Simone Alexander, who is part of Únete La Villita, said the group heard from other families struggling to keep basic utilities in their homes while awaiting funds from the city. The group worked with local aldermanic offices and other organizations to keep tenants in their homes.

The city’s housing department, which oversees the emergency housing assistance program, said it was “processing requests as quickly as possible,” department spokeswoman Eugenia Orr said in a report. -mail. The department has started releasing funds and expects to approve 8,000 to 9,000 applications in this latest round, Orr said.

The Housing Department plans to open another round of rent subsidies in the fall, Orr said.

The need for funds comes as the moratoriums on evictions end in Illinois and across the country. Beginning August 1, Illinois landlords can file eviction requests for tenants in arrears with rent, although eviction orders are not enforced until August 31.

Since the annual winter moratorium on utility disconnections ended on March 31, companies have been able to continue to disconnect, according to an earlier press release from Attorney General Kwame Raoul’s office.

Although Únete La Villita received an email stating that Vazquez had been approved to receive funds, Alexander said it was not clear when exactly all funds would be released to help pay off rent and utilities. suffering public.

Vazquez said she and her sons lived without gas by using an electric stove to cook and taking showers without hot water.

Patricia Vazquez says her gas was cut off when she fell behind on payments.
Pat Nabong / Sun-Times

A letter the family received on July 19 said the gas was being used without an active account and would be disconnected. Vazquez said she was told she had to pay whatever she owed before her account could be reconnected.

Vazquez said she felt more in debt than ever. She bounced around different factory jobs without being able to land a stable one during the pandemic.

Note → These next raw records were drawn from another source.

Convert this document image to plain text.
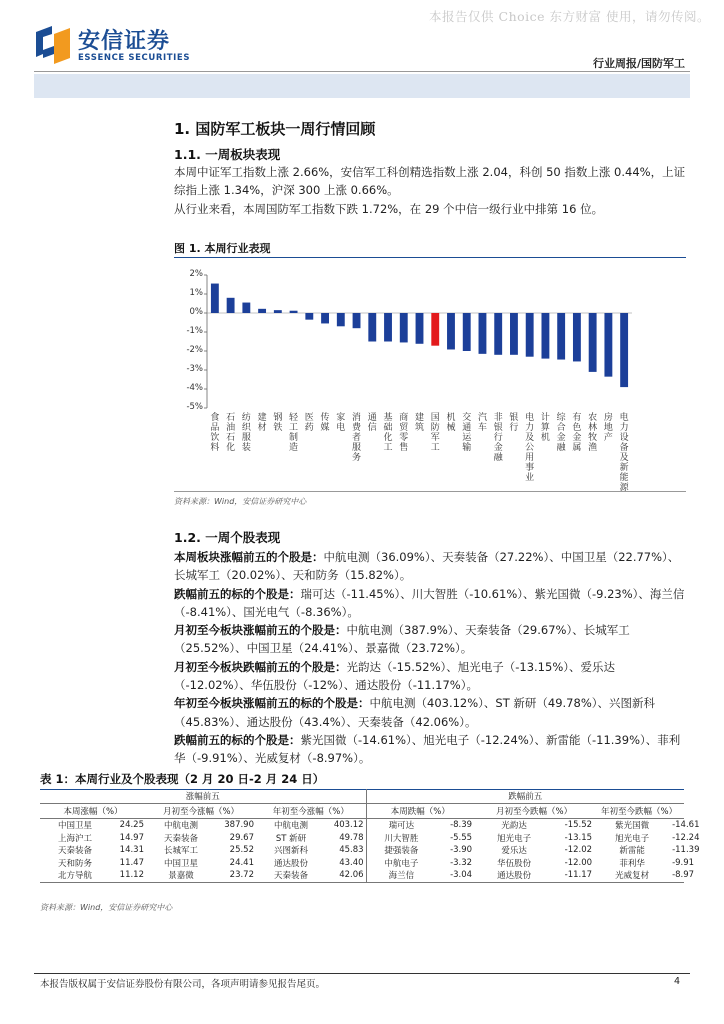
本报告仅供 Choice 东方财富 使用，请勿传阅。
安信证券
ESSENCE SECURITIES	行业周报/国防军工
1. 国防军工板块一周行情回顾
1.1. 一周板块表现

本周中证军工指数上涨 2.66%，安信军工科创精选指数上涨 2.04，科创 50 指数上涨 0.44%，上证综指上涨 1.34%，沪深 300 上涨 0.66%。

从行业来看，本周国防军工指数下跌 1.72%，在 29 个中信一级行业中排第 16 位。

图 1. 本周行业表现
2%
1%
0%
-1%
-2%
-3%
-4%
-5%
食
品
饮
料
石
油
石
化
纺
织
服
装
建
材
钢
铁
轻
工
制
造
医
药
传
媒
家
电
消
费
者
服
务
通
信
基
础
化
工
商
贸
零
售
建
筑
国
防
军
工
机
械
交
通
运
输
汽
车
非
银
行
金
融
银
行
电
力
及
公
用
事
业
计
算
机
综
合
金
融
有
色
金
属
农
林
牧
渔
房
地
产
电
力
设
备
及
新
能
源
资料来源：Wind，安信证券研究中心
1.2. 一周个股表现

本周板块涨幅前五的个股是：中航电测（36.09%）、天奏装备（27.22%）、中国卫星（22.77%）、长城军工（20.02%）、天和防务（15.82%）。

跌幅前五的标的个股是：瑞可达（-11.45%）、川大智胜（-10.61%）、紫光国微（-9.23%）、海兰信（-8.41%）、国光电气（-8.36%）。

月初至今板块涨幅前五的个股是：中航电测（387.9%）、天秦装备（29.67%）、长城军工（25.52%）、中国卫星（24.41%）、景嘉微（23.72%）。

月初至今板块跌幅前五的个股是：光韵达（-15.52%）、旭光电子（-13.15%）、爱乐达（-12.02%）、华伍股份（-12%）、通达股份（-11.17%）。

年初至今板块涨幅前五的标的个股是：中航电测（403.12%）、ST 新研（49.78%）、兴图新科（45.83%）、通达股份（43.4%）、天秦装备（42.06%）。

跌幅前五的标的个股是：紫光国微（-14.61%）、旭光电子（-12.24%）、新雷能（-11.39%）、菲利华（-9.91%）、光威复材（-8.97%）。

表 1：本周行业及个股表现（2 月 20 日-2 月 24 日）
涨幅前五						跌幅前五					
本周涨幅（%）		月初至今涨幅（%）		年初至今涨幅（%）		本周跌幅（%）		月初至今跌幅（%）		年初至今跌幅（%）	
中国卫星	24.25	中航电测	387.90	中航电测	403.12	瑞可达	-8.39	光韵达	-15.52	紫光国微	-14.61
上海沪工	14.97	天秦装备	29.67	ST 新研	49.78	川大智胜	-5.55	旭光电子	-13.15	旭光电子	-12.24
天秦装备	14.31	长城军工	25.52	兴图新科	45.83	捷强装备	-3.90	爱乐达	-12.02	新雷能	-11.39
天和防务	11.47	中国卫星	24.41	通达股份	43.40	中航电子	-3.32	华伍股份	-12.00	菲利华	-9.91
北方导航	11.12	景嘉微	23.72	天秦装备	42.06	海兰信	-3.04	通达股份	-11.17	光威复材	-8.97
资料来源：Wind，安信证券研究中心
本报告版权属于安信证券股份有限公司，各项声明请参见报告尾页。	4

And after her son developed medical problems, she had to stay home during the day.

“God willing, help will come and everything will work out,” Vazquez said before his gas was restored.

In a statement, People‘s Gas said the company offers its customers longer and more flexible payment plans that include a 10% down payment.

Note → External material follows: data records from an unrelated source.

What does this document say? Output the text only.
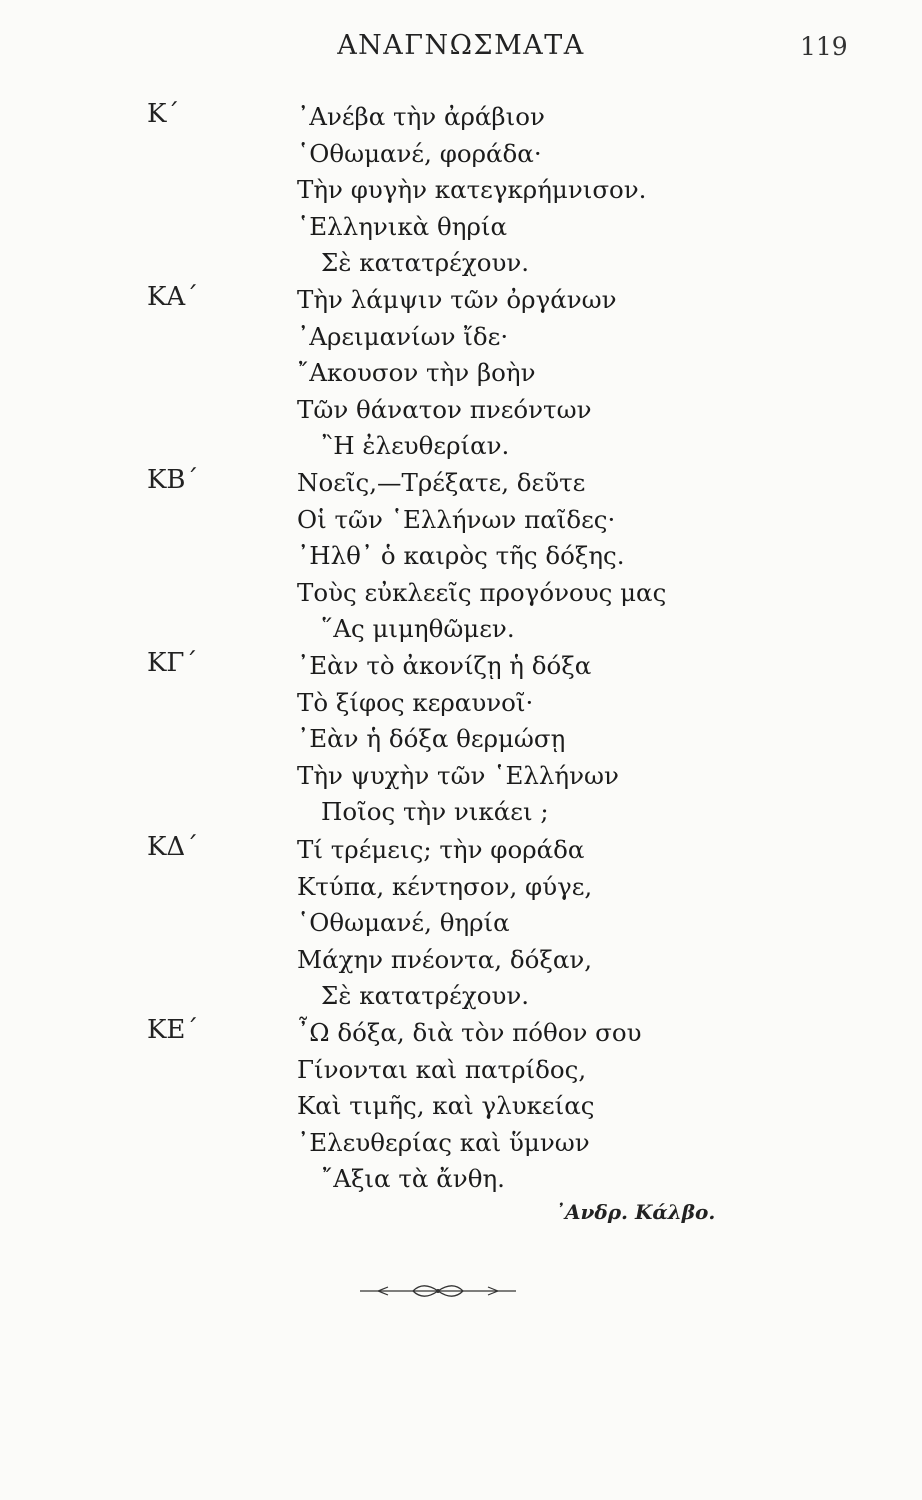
ΑΝΑΓΝΩΣΜΑΤΑ	119
Κ΄	᾿Ανέβα τὴν ἀράβιον
῾Οθωμανέ, φοράδα·
Τὴν φυγὴν κατεγκρήμνισον.
῾Ελληνικὰ θηρία
Σὲ κατατρέχουν.
ΚΑ΄	Τὴν λάμψιν τῶν ὀργάνων
᾿Αρειμανίων ἴδε·
῎Ακουσον τὴν βοὴν
Τῶν θάνατον πνεόντων
῍Η ἐλευθερίαν.
ΚΒ΄	Νοεῖς,—Τρέξατε, δεῦτε
Οἱ τῶν ῾Ελλήνων παῖδες·
᾿Ηλθ᾿ ὁ καιρὸς τῆς δόξης.
Τοὺς εὐκλεεῖς προγόνους μας
῞Ας μιμηθῶμεν.
ΚΓ΄	᾿Εὰν τὸ ἀκονίζῃ ἡ δόξα
Τὸ ξίφος κεραυνοῖ·
᾿Εὰν ἡ δόξα θερμώσῃ
Τὴν ψυχὴν τῶν ῾Ελλήνων
Ποῖος τὴν νικάει ;
ΚΔ΄	Τί τρέμεις; τὴν φοράδα
Κτύπα, κέντησον, φύγε,
῾Οθωμανέ, θηρία
Μάχην πνέοντα, δόξαν,
Σὲ κατατρέχουν.
ΚΕ΄	῏Ω δόξα, διὰ τὸν πόθον σου
Γίνονται καὶ πατρίδος,
Καὶ τιμῆς, καὶ γλυκείας
᾿Ελευθερίας καὶ ὕμνων
῎Αξια τὰ ἄνθη.
᾿Ανδρ. Κάλβο.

“As the conditions surrounding COVID-19 continue to change, we remain committed to providing the safe and reliable energy our customers depend on,” the company said in the statement. “We have provided additional benefits to help customers facing economic hardship due to the pandemic, including $ 18 million bill payment assistance.”

People’s Gas had not received funds from the city to cover unpaid customers’ bills on Saturday.

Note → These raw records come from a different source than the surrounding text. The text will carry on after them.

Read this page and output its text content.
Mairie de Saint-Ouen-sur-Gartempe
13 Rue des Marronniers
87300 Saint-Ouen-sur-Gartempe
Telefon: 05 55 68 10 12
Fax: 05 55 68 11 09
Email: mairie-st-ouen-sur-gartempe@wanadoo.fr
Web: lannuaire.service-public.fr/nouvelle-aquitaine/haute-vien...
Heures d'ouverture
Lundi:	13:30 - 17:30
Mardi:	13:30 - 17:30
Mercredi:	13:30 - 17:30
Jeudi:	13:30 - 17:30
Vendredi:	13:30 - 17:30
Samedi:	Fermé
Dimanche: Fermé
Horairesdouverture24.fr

Tom Dominguez, a spokesperson for ComEd, said the company has tried to identify customers who could benefit from state and city-run assistance programs. The company has sent letters to customers eligible for the city’s emergency rental assistance program and has also attempted to refer customers to other assistance grants or extended payment plans, said Dominguez.

Last fall, the number of ComEd customers signed up for payment plans increased 98%, Dominguez said.

Another woman from Little Village said her power was cut days before housing advocates with Únete received an email stating that her request had been approved for emergency rent assistance.

The 32-year-old woman, who asked not to be named, said her electricity was cut off for about a week before receiving help from community organizations who helped her pay off her account balance. She spent part of that week with a relative seeking refuge from the summer temperatures while taking her daughter to a park to cool off.

The housing department eventually sent funds to ComEd to cover the woman’s account as well, Alexander said.

She said she felt elated when her power was restored, turning on the family’s air conditioning unit and charging their electronics.

The woman said her family, which includes two daughters and her partner, began to struggle after her partner lost her job at the factory shortly after the coronavirus pandemic caused a shutdown across the country. ‘State. Since then he has worked in construction when he could or taken odd jobs with his neighbors, she said.

“Thank God many people have been put in our way to help us and fight for our rights,” she said.

Elvia Malagón’s reporting on social justice and income inequality is made possible by a grant from the Chicago Community Trust.